When I moved to India about two years ago, I arrived with my own expectations regarding emerging markets. One of them was that the lack of legacy IT applications and infrastructure would make these markets an ideal place for new technologies and delivery models like as-a-service to thrive. In other words, organizations in emerging markets would “leapfrog” to new technologies without going through some of the prior technology investments witnessed in developed markets. Unfortunately, the reality is not that simple.
One of the key takeaways of my recent reports (Australia, China, India Set The Pace For Asian IT Services and The Changing Face Of ASEAN IT Services — to be published in January 2012) is that most of the growth in emerging countries will come from traditional IT services such as ERP implementation, infrastructure deployment, and system integration. Against common belief, emerging services — including cloud and mobility — will represent less than 20% the total annual growth in emerging markets in 2015.

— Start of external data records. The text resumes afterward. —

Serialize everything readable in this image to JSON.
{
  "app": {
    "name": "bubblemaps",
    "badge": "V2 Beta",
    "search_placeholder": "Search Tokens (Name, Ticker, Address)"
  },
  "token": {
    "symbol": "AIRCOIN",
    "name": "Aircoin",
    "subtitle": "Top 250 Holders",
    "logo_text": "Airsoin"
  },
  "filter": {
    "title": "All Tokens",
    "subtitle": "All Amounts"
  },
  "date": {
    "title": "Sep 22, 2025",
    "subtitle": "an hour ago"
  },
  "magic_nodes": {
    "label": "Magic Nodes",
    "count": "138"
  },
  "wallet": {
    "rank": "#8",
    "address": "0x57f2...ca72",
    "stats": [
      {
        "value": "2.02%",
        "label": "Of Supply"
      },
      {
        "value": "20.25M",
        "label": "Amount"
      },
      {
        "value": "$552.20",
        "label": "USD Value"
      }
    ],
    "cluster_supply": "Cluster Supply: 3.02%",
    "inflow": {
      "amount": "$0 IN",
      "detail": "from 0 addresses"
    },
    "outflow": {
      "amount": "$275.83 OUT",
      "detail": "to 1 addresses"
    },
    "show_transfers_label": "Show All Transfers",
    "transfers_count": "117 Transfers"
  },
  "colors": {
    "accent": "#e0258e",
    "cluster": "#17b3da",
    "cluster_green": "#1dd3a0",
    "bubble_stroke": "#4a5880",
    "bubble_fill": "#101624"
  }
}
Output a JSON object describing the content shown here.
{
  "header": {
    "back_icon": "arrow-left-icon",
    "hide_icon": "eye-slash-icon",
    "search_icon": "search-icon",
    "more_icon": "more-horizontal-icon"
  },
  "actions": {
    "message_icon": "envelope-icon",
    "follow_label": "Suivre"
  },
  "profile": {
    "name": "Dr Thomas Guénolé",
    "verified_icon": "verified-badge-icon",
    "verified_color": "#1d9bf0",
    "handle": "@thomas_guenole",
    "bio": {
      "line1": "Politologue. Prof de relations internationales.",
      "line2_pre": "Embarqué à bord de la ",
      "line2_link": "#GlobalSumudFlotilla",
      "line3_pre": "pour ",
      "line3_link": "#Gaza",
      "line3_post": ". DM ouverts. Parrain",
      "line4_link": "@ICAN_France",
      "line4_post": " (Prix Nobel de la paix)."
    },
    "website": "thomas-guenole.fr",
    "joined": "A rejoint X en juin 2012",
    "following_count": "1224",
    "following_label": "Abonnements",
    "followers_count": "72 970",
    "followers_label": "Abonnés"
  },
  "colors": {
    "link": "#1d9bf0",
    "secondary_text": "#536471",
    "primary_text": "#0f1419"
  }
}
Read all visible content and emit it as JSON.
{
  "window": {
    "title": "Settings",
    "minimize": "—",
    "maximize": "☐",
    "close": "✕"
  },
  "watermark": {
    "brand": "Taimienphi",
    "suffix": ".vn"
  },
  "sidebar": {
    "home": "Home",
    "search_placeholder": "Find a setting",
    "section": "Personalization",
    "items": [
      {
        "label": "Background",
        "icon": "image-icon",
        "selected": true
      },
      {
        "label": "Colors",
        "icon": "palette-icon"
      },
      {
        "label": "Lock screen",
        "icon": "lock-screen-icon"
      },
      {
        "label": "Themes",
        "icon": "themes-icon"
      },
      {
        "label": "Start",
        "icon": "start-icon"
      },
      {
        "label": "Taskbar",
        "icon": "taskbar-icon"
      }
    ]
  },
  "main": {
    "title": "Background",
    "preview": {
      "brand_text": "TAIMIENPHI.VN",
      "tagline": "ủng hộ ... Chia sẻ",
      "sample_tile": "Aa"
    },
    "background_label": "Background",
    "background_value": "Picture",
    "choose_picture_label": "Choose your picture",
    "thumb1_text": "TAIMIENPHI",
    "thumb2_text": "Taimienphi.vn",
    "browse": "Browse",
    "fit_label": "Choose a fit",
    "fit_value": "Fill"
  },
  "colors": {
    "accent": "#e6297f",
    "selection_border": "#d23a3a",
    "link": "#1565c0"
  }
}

I see several reasons for this:
Lack of governance and planning. An IT department’s role is merely one of provider of applications and infrastructure, whose main objective is to react to business needs.
Lack of internal skills. Client organizations do not have the adequate skills internally to take on complex transformational projects involving new technologies such as virtualization, business analytics, and mobile enterprise application integration platforms.
Lack of IT services culture. Most client organizations in emerging markets leverage external skills to help them with basic tasks such as hardware maintenance and software deployment.